Closed tkchia closed 1 year ago
The JITter patches are still work in progress, but are already starting to show some real (even if small) improvements in running time. :slightly_smiling_face:
Hello @tkchia,
The JITter changes for Aarch64 are interesting. I am trying to learn more about the ARM v8+ ISA myself; may I ask what you're using for reference materials for the processor instruction decoding and/or whether you've found any particularly nice descriptions of ARM v8? I've found a number of books, but many are older and oriented around 32-bit pre-v8 ARM.
Thank you!
Hello @ghaerr,
I do not know of any particularly "friendly" references on ARMv8, I am afraid. I am also looking for something like ref.x86asm.net
for ARM instruction formats, but no luck so far.
The official ARM Architecture Reference Manual (DDI 0487) is available from arm.com
, so for now I am using that. The Procedure Call Standard for the ARM 64-bit Architecture (IHI 0055), which describes the official AAPCS64 ABI, also used to be available, though it seems to be gone (paywalled?) now. There is still a Programmer's Guide which summarizes the ABI though. Also I recall that Apple macOS and iOS actually use a slightly different ABI.
Thank you!
On my AArch64 box, https://github.com/jart/blink/pull/145/commits/b3afd4863c0b048ee6c9246412ba5181a3a0236f improves the running time of o//blink/blink third_party/cosmo/2/test_suite_ecp.com
by about 5%:
PASSED (130 / 130 tests (73 skipped))
RL: took 14,428,269µs wall time
RL: ballooned to 5,220kb in size
RL: needed 14,145,480µs cpu (0% kernel)
RL: caused 1,256 page faults (99% memcpy)
RL: 172 context switches (11% consensual)
RL: performed 1,016 reads and 8 write i/o operations
versus
PASSED (130 / 130 tests (73 skipped))
RL: took 15,051,129µs wall time
RL: ballooned to 5,200kb in size
RL: needed 14,786,259µs cpu (0% kernel)
RL: caused 1,257 page faults (100% memcpy)

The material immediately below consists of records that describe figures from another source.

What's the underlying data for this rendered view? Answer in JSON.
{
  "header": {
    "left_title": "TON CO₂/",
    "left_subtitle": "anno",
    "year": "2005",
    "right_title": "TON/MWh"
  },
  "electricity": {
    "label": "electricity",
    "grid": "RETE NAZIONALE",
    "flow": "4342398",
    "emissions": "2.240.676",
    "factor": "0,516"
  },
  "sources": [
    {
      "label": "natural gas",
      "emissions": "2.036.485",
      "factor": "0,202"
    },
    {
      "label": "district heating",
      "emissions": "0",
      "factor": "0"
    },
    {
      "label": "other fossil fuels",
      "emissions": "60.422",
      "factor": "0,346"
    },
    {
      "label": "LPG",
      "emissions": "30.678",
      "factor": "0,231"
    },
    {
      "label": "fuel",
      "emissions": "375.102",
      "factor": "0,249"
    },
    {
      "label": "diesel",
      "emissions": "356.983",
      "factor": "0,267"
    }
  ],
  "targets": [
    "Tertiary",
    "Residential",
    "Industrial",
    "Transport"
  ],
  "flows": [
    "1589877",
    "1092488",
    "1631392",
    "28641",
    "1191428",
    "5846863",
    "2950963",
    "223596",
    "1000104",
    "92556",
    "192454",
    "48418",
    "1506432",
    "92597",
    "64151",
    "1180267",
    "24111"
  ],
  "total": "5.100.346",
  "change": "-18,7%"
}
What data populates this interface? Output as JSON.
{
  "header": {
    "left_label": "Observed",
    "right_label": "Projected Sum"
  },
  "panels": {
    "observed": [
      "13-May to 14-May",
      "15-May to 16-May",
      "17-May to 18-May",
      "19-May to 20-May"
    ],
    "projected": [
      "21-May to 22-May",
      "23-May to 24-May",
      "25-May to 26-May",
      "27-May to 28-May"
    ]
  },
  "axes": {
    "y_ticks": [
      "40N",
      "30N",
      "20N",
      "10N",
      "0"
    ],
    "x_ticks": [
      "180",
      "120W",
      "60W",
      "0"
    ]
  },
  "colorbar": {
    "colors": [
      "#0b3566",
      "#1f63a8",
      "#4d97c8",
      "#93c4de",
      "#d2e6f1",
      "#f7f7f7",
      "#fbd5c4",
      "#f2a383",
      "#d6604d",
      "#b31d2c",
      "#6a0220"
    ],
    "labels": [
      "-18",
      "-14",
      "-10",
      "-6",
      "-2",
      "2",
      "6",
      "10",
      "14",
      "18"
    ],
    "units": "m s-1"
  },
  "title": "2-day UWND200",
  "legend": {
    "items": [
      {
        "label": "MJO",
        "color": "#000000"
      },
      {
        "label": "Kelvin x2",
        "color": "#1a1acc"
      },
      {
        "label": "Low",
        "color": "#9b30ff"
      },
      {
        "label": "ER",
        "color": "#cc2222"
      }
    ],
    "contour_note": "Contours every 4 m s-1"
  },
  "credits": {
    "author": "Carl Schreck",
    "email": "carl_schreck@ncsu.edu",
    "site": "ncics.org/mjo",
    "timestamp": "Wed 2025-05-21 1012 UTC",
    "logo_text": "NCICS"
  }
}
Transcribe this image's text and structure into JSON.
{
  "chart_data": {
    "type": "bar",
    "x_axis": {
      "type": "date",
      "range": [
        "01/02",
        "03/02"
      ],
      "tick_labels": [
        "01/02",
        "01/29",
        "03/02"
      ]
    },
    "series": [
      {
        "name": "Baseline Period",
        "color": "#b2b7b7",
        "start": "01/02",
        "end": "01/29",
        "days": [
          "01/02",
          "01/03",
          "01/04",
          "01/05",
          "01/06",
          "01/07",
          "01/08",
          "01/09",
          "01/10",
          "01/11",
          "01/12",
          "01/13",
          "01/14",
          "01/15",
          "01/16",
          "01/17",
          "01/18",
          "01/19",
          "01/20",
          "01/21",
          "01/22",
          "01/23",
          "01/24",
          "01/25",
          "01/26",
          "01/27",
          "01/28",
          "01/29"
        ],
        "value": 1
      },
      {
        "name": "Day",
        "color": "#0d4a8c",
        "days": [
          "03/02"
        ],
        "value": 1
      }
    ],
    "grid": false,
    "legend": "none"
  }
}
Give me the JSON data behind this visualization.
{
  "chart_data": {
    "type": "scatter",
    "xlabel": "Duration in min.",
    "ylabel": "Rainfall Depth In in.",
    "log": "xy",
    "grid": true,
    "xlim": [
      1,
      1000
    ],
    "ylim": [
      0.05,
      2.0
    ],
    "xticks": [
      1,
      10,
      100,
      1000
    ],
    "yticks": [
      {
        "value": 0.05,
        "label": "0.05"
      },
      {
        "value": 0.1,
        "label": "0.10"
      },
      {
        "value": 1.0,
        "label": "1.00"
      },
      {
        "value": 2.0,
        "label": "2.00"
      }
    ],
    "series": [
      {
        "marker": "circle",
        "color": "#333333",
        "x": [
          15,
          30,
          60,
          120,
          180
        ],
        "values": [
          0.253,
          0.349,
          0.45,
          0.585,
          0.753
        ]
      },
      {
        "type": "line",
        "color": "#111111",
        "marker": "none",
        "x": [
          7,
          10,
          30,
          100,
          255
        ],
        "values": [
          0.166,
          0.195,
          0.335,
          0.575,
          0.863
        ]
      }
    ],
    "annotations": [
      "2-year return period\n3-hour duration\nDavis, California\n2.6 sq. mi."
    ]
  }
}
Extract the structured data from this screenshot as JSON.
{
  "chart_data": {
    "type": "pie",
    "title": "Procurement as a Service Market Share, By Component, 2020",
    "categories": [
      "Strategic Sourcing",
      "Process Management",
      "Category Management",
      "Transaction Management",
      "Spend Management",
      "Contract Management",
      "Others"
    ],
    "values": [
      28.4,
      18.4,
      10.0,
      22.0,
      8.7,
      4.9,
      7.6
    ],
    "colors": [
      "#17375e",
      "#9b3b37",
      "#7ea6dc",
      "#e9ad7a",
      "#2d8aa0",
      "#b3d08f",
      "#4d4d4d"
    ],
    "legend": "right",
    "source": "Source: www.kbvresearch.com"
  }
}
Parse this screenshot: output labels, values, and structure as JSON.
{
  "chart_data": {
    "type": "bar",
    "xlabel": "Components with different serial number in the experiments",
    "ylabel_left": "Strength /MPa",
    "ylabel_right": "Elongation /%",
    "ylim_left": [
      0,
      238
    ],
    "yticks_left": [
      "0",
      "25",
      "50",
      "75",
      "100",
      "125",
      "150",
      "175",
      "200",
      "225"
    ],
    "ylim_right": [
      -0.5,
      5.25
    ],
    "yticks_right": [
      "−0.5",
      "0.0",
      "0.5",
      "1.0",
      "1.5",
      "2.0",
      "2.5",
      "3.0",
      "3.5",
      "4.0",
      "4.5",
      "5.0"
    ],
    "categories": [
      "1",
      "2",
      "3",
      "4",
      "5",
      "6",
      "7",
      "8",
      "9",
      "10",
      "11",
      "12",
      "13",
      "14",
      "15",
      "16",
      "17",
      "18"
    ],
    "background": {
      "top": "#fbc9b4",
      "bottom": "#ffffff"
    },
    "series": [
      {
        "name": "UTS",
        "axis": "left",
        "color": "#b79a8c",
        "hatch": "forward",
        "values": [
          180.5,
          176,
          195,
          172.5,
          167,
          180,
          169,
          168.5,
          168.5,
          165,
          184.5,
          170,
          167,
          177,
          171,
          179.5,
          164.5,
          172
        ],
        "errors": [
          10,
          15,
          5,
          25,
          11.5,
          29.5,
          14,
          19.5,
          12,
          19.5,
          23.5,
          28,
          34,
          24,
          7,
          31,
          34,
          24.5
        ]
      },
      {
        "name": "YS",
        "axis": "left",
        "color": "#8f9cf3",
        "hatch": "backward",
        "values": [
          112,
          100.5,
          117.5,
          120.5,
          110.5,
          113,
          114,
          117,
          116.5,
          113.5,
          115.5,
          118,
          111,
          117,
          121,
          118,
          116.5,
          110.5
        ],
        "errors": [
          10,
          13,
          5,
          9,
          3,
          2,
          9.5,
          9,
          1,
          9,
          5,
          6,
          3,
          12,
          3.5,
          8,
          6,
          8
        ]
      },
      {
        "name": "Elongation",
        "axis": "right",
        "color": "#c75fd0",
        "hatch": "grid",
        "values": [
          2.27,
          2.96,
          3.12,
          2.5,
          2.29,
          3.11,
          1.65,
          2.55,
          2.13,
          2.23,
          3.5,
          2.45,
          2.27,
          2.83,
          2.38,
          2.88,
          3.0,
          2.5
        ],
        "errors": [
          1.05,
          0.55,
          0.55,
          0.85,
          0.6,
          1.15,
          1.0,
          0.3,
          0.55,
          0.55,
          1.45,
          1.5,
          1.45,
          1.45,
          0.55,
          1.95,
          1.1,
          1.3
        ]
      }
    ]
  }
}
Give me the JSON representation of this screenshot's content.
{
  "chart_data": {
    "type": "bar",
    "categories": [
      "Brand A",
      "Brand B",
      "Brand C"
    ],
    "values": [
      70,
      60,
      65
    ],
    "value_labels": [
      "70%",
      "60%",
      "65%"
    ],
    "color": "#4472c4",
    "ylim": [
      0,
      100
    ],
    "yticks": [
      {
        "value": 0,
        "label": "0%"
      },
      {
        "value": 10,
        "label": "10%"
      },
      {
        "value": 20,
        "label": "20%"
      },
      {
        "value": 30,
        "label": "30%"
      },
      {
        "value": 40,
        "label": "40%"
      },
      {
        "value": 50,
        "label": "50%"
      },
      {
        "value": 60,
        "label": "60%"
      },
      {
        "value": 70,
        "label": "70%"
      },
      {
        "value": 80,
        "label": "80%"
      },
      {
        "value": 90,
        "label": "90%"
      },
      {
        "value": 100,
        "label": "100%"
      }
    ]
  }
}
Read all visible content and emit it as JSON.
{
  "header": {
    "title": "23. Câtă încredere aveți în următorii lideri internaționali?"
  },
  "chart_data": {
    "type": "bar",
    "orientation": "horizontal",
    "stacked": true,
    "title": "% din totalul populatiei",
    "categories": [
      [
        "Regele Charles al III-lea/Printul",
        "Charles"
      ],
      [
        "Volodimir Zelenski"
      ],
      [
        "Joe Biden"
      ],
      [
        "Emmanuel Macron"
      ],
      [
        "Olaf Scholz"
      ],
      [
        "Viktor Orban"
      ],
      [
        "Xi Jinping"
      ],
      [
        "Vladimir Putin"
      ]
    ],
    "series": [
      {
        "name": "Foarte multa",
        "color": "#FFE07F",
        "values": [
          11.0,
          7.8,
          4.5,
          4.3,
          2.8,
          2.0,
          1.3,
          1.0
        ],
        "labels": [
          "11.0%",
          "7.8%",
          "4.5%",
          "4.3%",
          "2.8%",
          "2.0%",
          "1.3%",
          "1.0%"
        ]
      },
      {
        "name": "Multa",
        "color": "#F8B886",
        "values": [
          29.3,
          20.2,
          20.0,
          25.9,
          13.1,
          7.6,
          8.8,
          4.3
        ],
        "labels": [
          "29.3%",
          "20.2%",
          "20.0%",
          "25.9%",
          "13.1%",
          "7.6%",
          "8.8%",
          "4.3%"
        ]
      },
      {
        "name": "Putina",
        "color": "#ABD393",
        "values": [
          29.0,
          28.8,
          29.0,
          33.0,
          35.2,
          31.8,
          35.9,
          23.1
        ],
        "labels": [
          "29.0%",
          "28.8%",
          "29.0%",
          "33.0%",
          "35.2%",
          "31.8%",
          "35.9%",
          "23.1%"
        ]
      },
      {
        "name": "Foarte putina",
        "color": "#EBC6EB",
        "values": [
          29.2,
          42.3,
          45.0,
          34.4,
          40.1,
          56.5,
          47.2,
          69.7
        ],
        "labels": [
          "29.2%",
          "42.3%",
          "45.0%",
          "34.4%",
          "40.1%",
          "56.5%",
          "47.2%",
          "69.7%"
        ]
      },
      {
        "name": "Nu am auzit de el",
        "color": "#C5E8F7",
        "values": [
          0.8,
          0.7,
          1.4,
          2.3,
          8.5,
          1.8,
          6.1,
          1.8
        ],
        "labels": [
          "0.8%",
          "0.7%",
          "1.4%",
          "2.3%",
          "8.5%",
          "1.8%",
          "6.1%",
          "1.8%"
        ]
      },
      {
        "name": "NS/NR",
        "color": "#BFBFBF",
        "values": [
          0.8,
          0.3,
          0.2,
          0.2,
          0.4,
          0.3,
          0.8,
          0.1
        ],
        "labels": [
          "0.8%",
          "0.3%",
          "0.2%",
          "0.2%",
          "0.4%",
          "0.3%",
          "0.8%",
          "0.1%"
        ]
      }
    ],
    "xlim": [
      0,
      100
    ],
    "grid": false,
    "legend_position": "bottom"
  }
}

RL: 251 context switches (2% consensual)
RL: performed 0 reads and 8 write i/o operations
By the way o//blink/blink third_party/cosmo/2/test_suite_mpi.com
took about 10 minutes to run on AArch64 — on x86-64 it took about 18 seconds. I guess my AArch64 box is a bit under-powered. :neutral_face:
Thank you!
Hello @ghaerr, hello @jart,
Incidentally, I still find it a bit ... silly that test_suite_mpi.com
needs about 10 minutes to run on my AArch64 box. I suspect though that the JITter will need some significant rearchitecting, if there are to be any major speed improvements.
Thank you!
Hello @tkchia,
Are you thinking that perhaps test_suite_mpi.com
should be commented out for the time being? That test also failed during the CI run, unrelated to my last PR here, although I never figured out why.
Thank you!
@ghaerr : the test is OK, I think. It is just that it takes a long time to run on my box. Thank you!